Pier Silvio Berlusconi si è affermato negli anni come uno dei principali protagonisti del settore media europeo, guidando MFE-MediaForEurope in una fase di trasformazione profonda. Il ritratto pubblicato dalla Börsen-Zeitung nel giorno del suo compleanno offre uno sguardo dettagliato sulla sua figura, mettendo insieme strategia industriale, risultati economici e stile di leadership.
“Berlusconi crede nel futuro della televisione”, scrive il quotidiano tedesco, individuando nella fiducia nel mezzo televisivo il punto di partenza della sua visione. Una posizione che si distingue in un contesto dominato dalla crescita delle piattaforme digitali e dallo streaming.
Pier Silvio Berlusconi viene descritto come un manager capace di muoversi con pazienza e determinazione. Il percorso che ha portato MFE a consolidare la propria presenza in Europa è il risultato di una strategia sviluppata nel corso degli anni, senza accelerazioni improvvise.
L’acquisizione di ProSiebenSat.1 rappresenta l’esempio più evidente di questo approccio. Sono stati necessari otto anni per arrivare al controllo della società tedesca, un processo che testimonia la capacità di perseguire obiettivi complessi nel lungo periodo.
Questa caratteristica emerge con forza anche nel ritratto della Börsen-Zeitung, che sottolinea come Pier Silvio Berlusconi eviti toni trionfalistici, preferendo un approccio misurato e coerente.
Al centro della strategia c’è la convinzione che la televisione continui a svolgere un ruolo centrale nel sistema dei media. Anche nei mercati in cui il consumo lineare è in calo, come la Germania, Pier Silvio Berlusconi ritiene che il mezzo abbia ancora un valore significativo.
Questa visione si inserisce in un contesto di consolidamento del settore. Le operazioni in corso a livello europeo, come quella che ha coinvolto RTL e Sky, indicano una tendenza verso la creazione di gruppi più grandi e strutturati.
MFE si colloca in questo scenario con l’obiettivo di costruire una piattaforma in grado di competere con i grandi operatori globali, senza rinunciare alla specificità dei mercati locali.
Il bilancio 2025 conferma la solidità del percorso intrapreso. L’utile netto è più che raddoppiato, mentre i ricavi hanno raggiunto circa 4 miliardi di euro, con una crescita del 37%.
Questi risultati riflettono sia la performance operativa sia l’impatto delle operazioni straordinarie, in particolare il consolidamento di ProSiebenSat.1. Il gruppo mantiene una forte capacità di generare valore, elemento fondamentale per sostenere la crescita.
Oggi MFE è presente in diversi Paesi europei, tra cui Italia, Spagna, Germania, Portogallo, Svizzera e Austria. Questa presenza consente al gruppo di operare su scala continentale, mantenendo allo stesso tempo un forte radicamento nei singoli mercati.
Pier Silvio Berlusconi guarda già a nuove opportunità di espansione, con particolare attenzione a Paesi Bassi, Polonia e Francia. La crescita internazionale rappresenta uno dei pilastri della strategia, insieme allo sviluppo delle sinergie.
La gestione operativa del gruppo si basa su un equilibrio tra centralizzazione e autonomia locale. Da un lato, MFE punta a integrare piattaforme tecnologiche e processi, dall’altro mantiene una forte attenzione alle specificità dei singoli mercati.

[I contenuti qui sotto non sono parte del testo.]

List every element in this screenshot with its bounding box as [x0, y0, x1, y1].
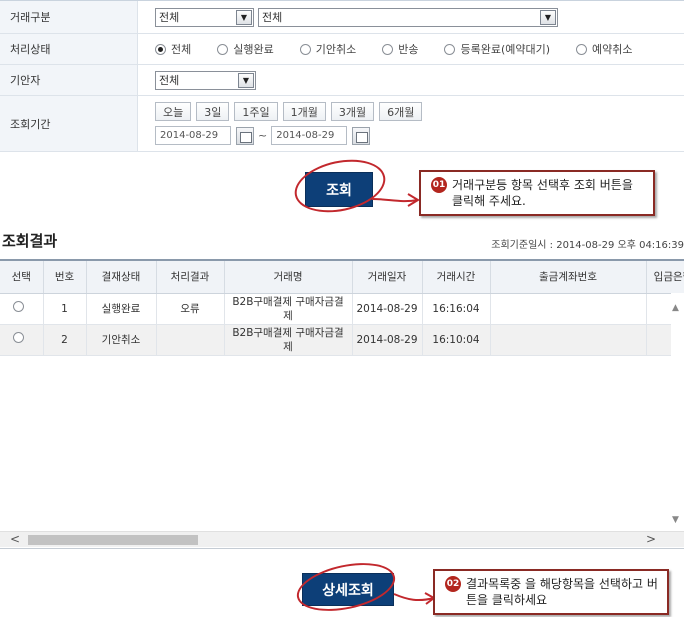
radio-button[interactable] — [576, 43, 588, 55]
radio-button[interactable] — [299, 43, 311, 55]
status-radio-option[interactable]: 등록완료(예약대기) — [444, 41, 550, 57]
column-header[interactable]: 결재상태 — [86, 261, 157, 294]
status-radio-option[interactable]: 전체 — [155, 41, 191, 57]
radio-button[interactable] — [444, 43, 456, 55]
callout-search: 01 거래구분등 항목 선택후 조회 버튼을 클릭해 주세요. — [419, 170, 655, 216]
period-button[interactable]: 오늘 — [155, 102, 192, 121]
transaction-type-select-1[interactable]: 전체 ▼ — [155, 7, 254, 27]
radio-button[interactable] — [217, 43, 229, 55]
period-button[interactable]: 1주일 — [234, 102, 278, 121]
period-button[interactable]: 3개월 — [330, 102, 375, 121]
column-header[interactable]: 처리결과 — [156, 261, 225, 294]
calendar-icon[interactable] — [352, 126, 371, 145]
step-number-badge: 02 — [445, 576, 461, 592]
scroll-right-icon[interactable]: > — [646, 532, 656, 546]
row-period: 조회기간 오늘 3일 1주일 1개월 3개월 6개월 2014-08-29 ~ 2014-… — [0, 96, 684, 152]
arrow-icon — [393, 592, 436, 605]
arrow-icon — [371, 193, 420, 207]
cell-date: 2014-08-29 — [352, 324, 423, 356]
table-row[interactable]: 1 실행완료 오류 B2B구매결제 구매자금결제 2014-08-29 16:16:04 — [0, 293, 684, 325]
drafter-select[interactable]: 전체 ▼ — [155, 70, 256, 90]
status-radio-option[interactable]: 반송 — [382, 41, 418, 57]
chevron-down-icon: ▼ — [540, 9, 556, 25]
callout-text: 결과목록중 을 해당항목을 선택하고 버튼을 클릭하세요 — [466, 577, 658, 607]
scroll-left-icon[interactable]: < — [10, 532, 20, 546]
scroll-up-icon[interactable]: ▲ — [672, 303, 679, 313]
radio-label: 등록완료(예약대기) — [460, 43, 551, 56]
cell-date: 2014-08-29 — [352, 293, 423, 325]
radio-button[interactable] — [382, 43, 394, 55]
table-row[interactable]: 2 기안취소 B2B구매결제 구매자금결제 2014-08-29 16:10:04 — [0, 324, 684, 356]
scroll-thumb[interactable] — [28, 535, 198, 545]
radio-label: 기안취소 — [315, 43, 357, 56]
vertical-scrollbar[interactable]: ▲ ▼ — [671, 293, 684, 529]
chevron-down-icon: ▼ — [236, 9, 252, 25]
period-button[interactable]: 1개월 — [282, 102, 326, 121]
status-radio-option[interactable]: 예약취소 — [576, 41, 633, 57]
radio-button[interactable] — [155, 43, 166, 55]
results-grid: 선택번호결재상태처리결과거래명거래일자거래시간출금계좌번호입금은행 1실행완료오… — [0, 259, 684, 549]
radio-label: 전체 — [171, 43, 192, 56]
column-header[interactable]: 거래시간 — [422, 261, 491, 294]
cell-no: 2 — [43, 324, 87, 356]
callout-detail: 02 결과목록중 을 해당항목을 선택하고 버튼을 클릭하세요 — [433, 569, 669, 615]
period-button[interactable]: 6개월 — [379, 102, 423, 121]
column-header[interactable]: 출금계좌번호 — [490, 261, 647, 294]
row-select-radio[interactable] — [13, 332, 25, 343]
cell-name: B2B구매결제 구매자금결제 — [224, 293, 353, 325]
horizontal-scrollbar[interactable]: < > — [0, 531, 684, 547]
callout-text: 거래구분등 항목 선택후 조회 버튼을 클릭해 주세요. — [452, 178, 633, 208]
select-cell — [0, 293, 44, 325]
period-button[interactable]: 3일 — [196, 102, 230, 121]
drafter-label: 기안자 — [0, 65, 138, 95]
cell-name: B2B구매결제 구매자금결제 — [224, 324, 353, 356]
cell-account — [490, 293, 647, 325]
calendar-icon[interactable] — [236, 126, 254, 145]
step-number-badge: 01 — [431, 177, 447, 193]
period-button-group: 오늘 3일 1주일 1개월 3개월 6개월 — [155, 102, 427, 121]
cell-result — [156, 324, 225, 356]
date-to-input[interactable]: 2014-08-29 — [271, 126, 348, 145]
cell-approval: 실행완료 — [86, 293, 157, 325]
date-from-input[interactable]: 2014-08-29 — [155, 126, 231, 145]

Un esempio concreto di questo approccio è rappresentato dall’intervento su ProSiebenSat.1, dove il management è stato riorganizzato per migliorare l’efficienza e focalizzare l’attività sul core business dell’intrattenimento.
Il ritratto della Börsen-Zeitung dedica spazio anche alla dimensione personale di Pier Silvio Berlusconi, sottolineando il suo carattere riservato. Questa impostazione si riflette anche nella gestione aziendale. Pier Silvio Berlusconi tende a operare lontano dai riflettori, concentrandosi sugli aspetti industriali e strategici.
Sul piano editoriale, non interviene direttamente nei contenuti e ha promosso una certa pluralità interna. Allo stesso tempo, mantiene un ruolo nel contesto politico, pur escludendo un impegno diretto.
Il percorso di MFE si inserisce in un contesto di trasformazione del settore media, caratterizzato da innovazione tecnologica e cambiamento delle abitudini di consumo. In questo scenario, la strategia di Pier Silvio Berlusconi punta a costruire un modello capace di adattarsi e competere.
La combinazione di televisione, digitale e presenza internazionale rappresenta la base di questo progetto. Il ritratto della Börsen-Zeitung conferma come questa visione stia attirando attenzione anche al di fuori dell’Italia, contribuendo a definire il ruolo di Pier Silvio Berlusconi nel panorama europeo dei media.